A Meta e o Google enfrentarão um julgamento no Tribunal Superior da Califórnia, nos Estados Unidos, sob a alegação de que suas plataformas Instagram e YouTube estão alimentando uma crise de saúde mental entre os jovens.
O julgamento, que começa nesta semana, representa um teste para milhares de outras ações buscando indenizações por danos causados pelas redes sociais, em uma ofensiva legal que pode enfraquecer a longa defesa jurídica das grandes empresas de tecnologia.
No processo, KGM diz que o dano ocorreu por meio de escolhas de design deliberadas feitas por empresas que buscavam tornar suas plataformas mais viciantes para crianças, visando aumentar os lucros.
A ação é o primeira de vários casos que devem ir a julgamento neste ano, focados no que os autores chamam de “vício em mídia social” entre as crianças.
A seleção do júri começa esta semana. Segundo a agência Associated Press, o processo de seleção deve levar alguns dias.

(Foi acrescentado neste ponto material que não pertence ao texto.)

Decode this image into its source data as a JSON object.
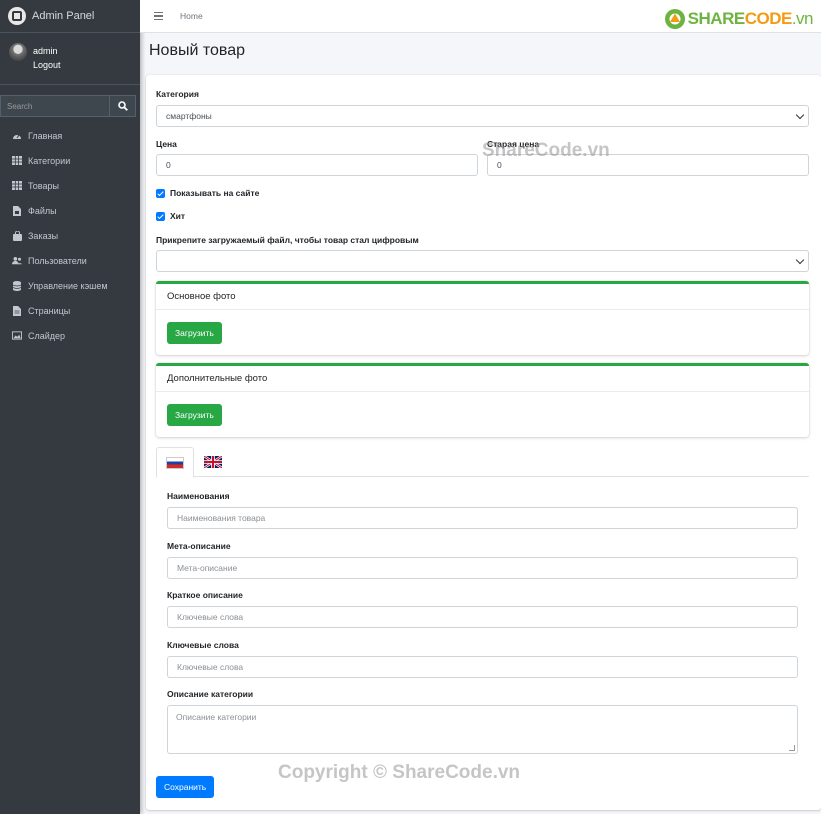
{
  "sidebar": {
    "brand": "Admin Panel",
    "user": {
      "name": "admin",
      "logout": "Logout"
    },
    "search_placeholder": "Search",
    "items": [
      {
        "label": "Главная",
        "icon": "dashboard-icon"
      },
      {
        "label": "Категории",
        "icon": "grid-icon"
      },
      {
        "label": "Товары",
        "icon": "grid-icon"
      },
      {
        "label": "Файлы",
        "icon": "file-icon"
      },
      {
        "label": "Заказы",
        "icon": "shopping-bag-icon"
      },
      {
        "label": "Пользователи",
        "icon": "users-icon"
      },
      {
        "label": "Управление кэшем",
        "icon": "database-icon"
      },
      {
        "label": "Страницы",
        "icon": "page-icon"
      },
      {
        "label": "Слайдер",
        "icon": "image-icon"
      }
    ]
  },
  "topbar": {
    "home": "Home",
    "logo_part1": "SHARE",
    "logo_part2": "CODE",
    "logo_part3": ".vn"
  },
  "page": {
    "title": "Новый товар"
  },
  "form": {
    "category_label": "Категория",
    "category_value": "смартфоны",
    "price_label": "Цена",
    "price_value": "0",
    "old_price_label": "Старая цена",
    "old_price_value": "0",
    "show_on_site": "Показывать на сайте",
    "hit": "Хит",
    "digital_file_label": "Прикрепите загружаемый файл, чтобы товар стал цифровым",
    "digital_file_value": "",
    "main_photo_title": "Основное фото",
    "extra_photo_title": "Дополнительные фото",
    "upload": "Загрузить",
    "name_label": "Наименования",
    "name_placeholder": "Наименования товара",
    "meta_label": "Мета-описание",
    "meta_placeholder": "Мета-описание",
    "short_desc_label": "Краткое описание",
    "short_desc_placeholder": "Ключевые слова",
    "keywords_label": "Ключевые слова",
    "keywords_placeholder": "Ключевые слова",
    "category_desc_label": "Описание категории",
    "category_desc_placeholder": "Описание категории",
    "save": "Сохранить"
  },
  "watermarks": {
    "center": "ShareCode.vn",
    "footer": "Copyright © ShareCode.vn"
  },
  "colors": {
    "sidebar_bg": "#343a40",
    "accent_green": "#28a745",
    "accent_blue": "#007bff"
  }
}
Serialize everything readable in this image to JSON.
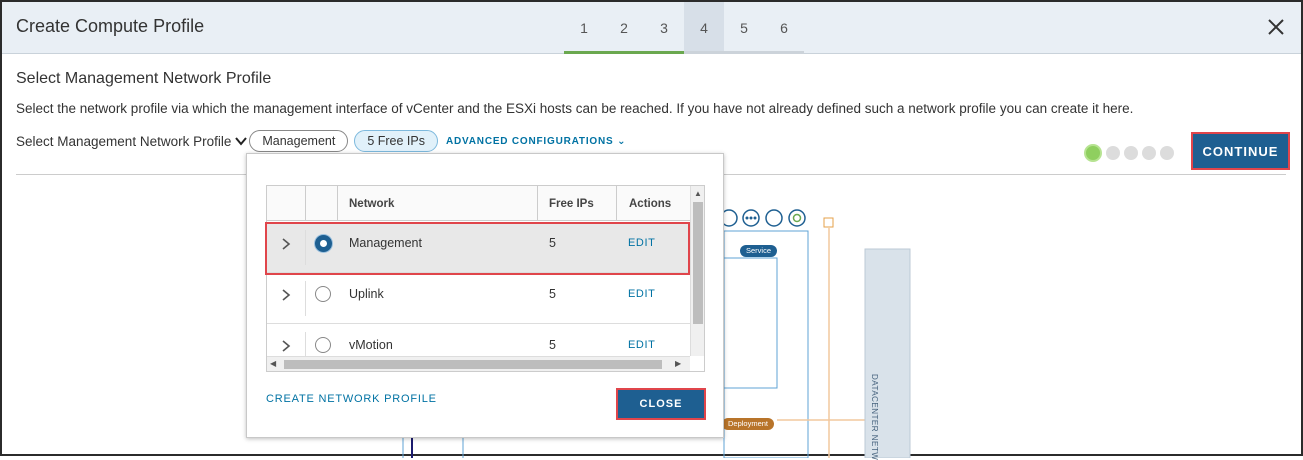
{
  "window": {
    "title": "Create Compute Profile",
    "close_icon": "close-icon",
    "steps": [
      "1",
      "2",
      "3",
      "4",
      "5",
      "6"
    ],
    "active_step": "4"
  },
  "page": {
    "heading": "Select Management Network Profile",
    "description": "Select the network profile via which the management interface of vCenter and the ESXi hosts can be reached. If you have not already defined such a network profile you can create it here.",
    "select_label": "Select Management Network Profile",
    "selected_profile": "Management",
    "free_ips_pill": "5 Free IPs",
    "advanced_label": "ADVANCED CONFIGURATIONS",
    "continue_label": "CONTINUE"
  },
  "diagram": {
    "service_badge": "Service",
    "deployment_badge": "Deployment",
    "datacenter_label": "DATACENTER NETW"
  },
  "popover": {
    "columns": [
      "Network",
      "Free IPs",
      "Actions"
    ],
    "rows": [
      {
        "network": "Management",
        "free_ips": "5",
        "action": "EDIT",
        "selected": true
      },
      {
        "network": "Uplink",
        "free_ips": "5",
        "action": "EDIT",
        "selected": false
      },
      {
        "network": "vMotion",
        "free_ips": "5",
        "action": "EDIT",
        "selected": false
      }
    ],
    "create_link": "CREATE NETWORK PROFILE",
    "close_label": "CLOSE"
  },
  "colors": {
    "primary": "#1e5f91",
    "link": "#0072a3",
    "highlight": "#e0454b",
    "progress_done": "#6aa84f"
  }
}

Esta será a primeira vez que os gigantes da tecnologia terão que se defender em um julgamento sobre supostos danos causados por seus produtos, disse o advogado da autora da ação, Matthew Bergman.
“Elas estarão sob um nível de escrutínio que não existe quando você depõe perante o Congresso”, disse ele à Reuters.
Segundo Bergman, o assunto provavelmente chegará à Suprema Corte dos EUA, seja pelo caso de K.G.M. ou por outro processo.
O júri decidirá se as empresas foram negligentes ao fornecer produtos que prejudicaram a saúde mental de K.G.M. e se o uso dos aplicativos foi substancial para sua depressão, em comparação com fatores como o conteúdo de terceiros que ela visualizou nos apps ou aspectos de sua vida off-line.
Um elemento importante no processo é uma lei federal que isenta amplamente plataformas como o Instagram e o TikTok de responsabilidade legal pelo conteúdo postado por seus usuários. As empresas de tecnologia argumentam que essa lei as protege no caso de K.G.M.
“Este é realmente um caso de teste.Vamos ver o que acontece com essas teorias”, disse Clay Calvert, advogado de mídia do American Enterprise Institute, em referência à argumentação de que as plataformas podem prejudicar a saúde mental de usuários.
Plataformas se isentam de responsabilidade
Uma decisão contra as redes sociais abriria uma brecha nessa defesa, que as tem protegido de processos há décadas, e mostraria que os jurados estão dispostos a responsabilizar as plataformas.
Executivos, incluindo o CEO da Meta, Mark Zuckerberg, devem depor no julgamento, que pode durar de seis a oito semanas, segundo a Associated Press.
Especialistas traçaram paralelos com os julgamentos das grandes empresas de tabaco que levaram a um acordo em 1998, no qual as empresas de cigarro pagaram bilhões em custos de saúde e restringiram o marketing direcionado a menores.
“Os autores não são meramente danos colaterais dos produtos dos réus”, afirma o processo.
“Eles são as vítimas diretas das escolhas intencionais de design de produto feitas por cada réu. Eles são os alvos pretendidos dos recursos prejudiciais que os levaram a ciclos de feedback autodestrutivos”, acrescenta a ação.
A Meta argumentará no tribunal que seus produtos não causaram os problemas de saúde mental de K.G.M., disseram os advogados da empresa à Reuters antes do julgamento.
No caso do Google, o processo envolve o YouTube. A empresa diz que a plataforma de vídeos é fundamentalmente diferente de redes sociais como o Instagram e o TikTok e não deve ser classificada dessa maneira, segundo afirmou um executivo do YouTube antes do julgamento.
TikTok e Snapchat fecharam acordo
Outras duas plataformas que faziam parte do processo, TikTok e Snapchat, fecharam um acordo extrajudicial e ficaram fora da ação.
A ByteDance, controladora do TikTok, chegou a um acordo extrajudicial na segunda-feira (26), informou a equipe jurídica da autora da ação.
“As partes estão satisfeitas por terem chegado a uma resolução amigável desta disputa”, disse o Social Media Victims Law Center, observando que os termos do acordo são confidenciais.
O Snapchat fechou acordo em 20 de janeiro para resolver a ação judicial. Questionada, a plataforma não comentou os detalhes do acordo, mas afirmou à agência AFP que “está satisfeita por ter podido resolver este assunto de forma amistosa”.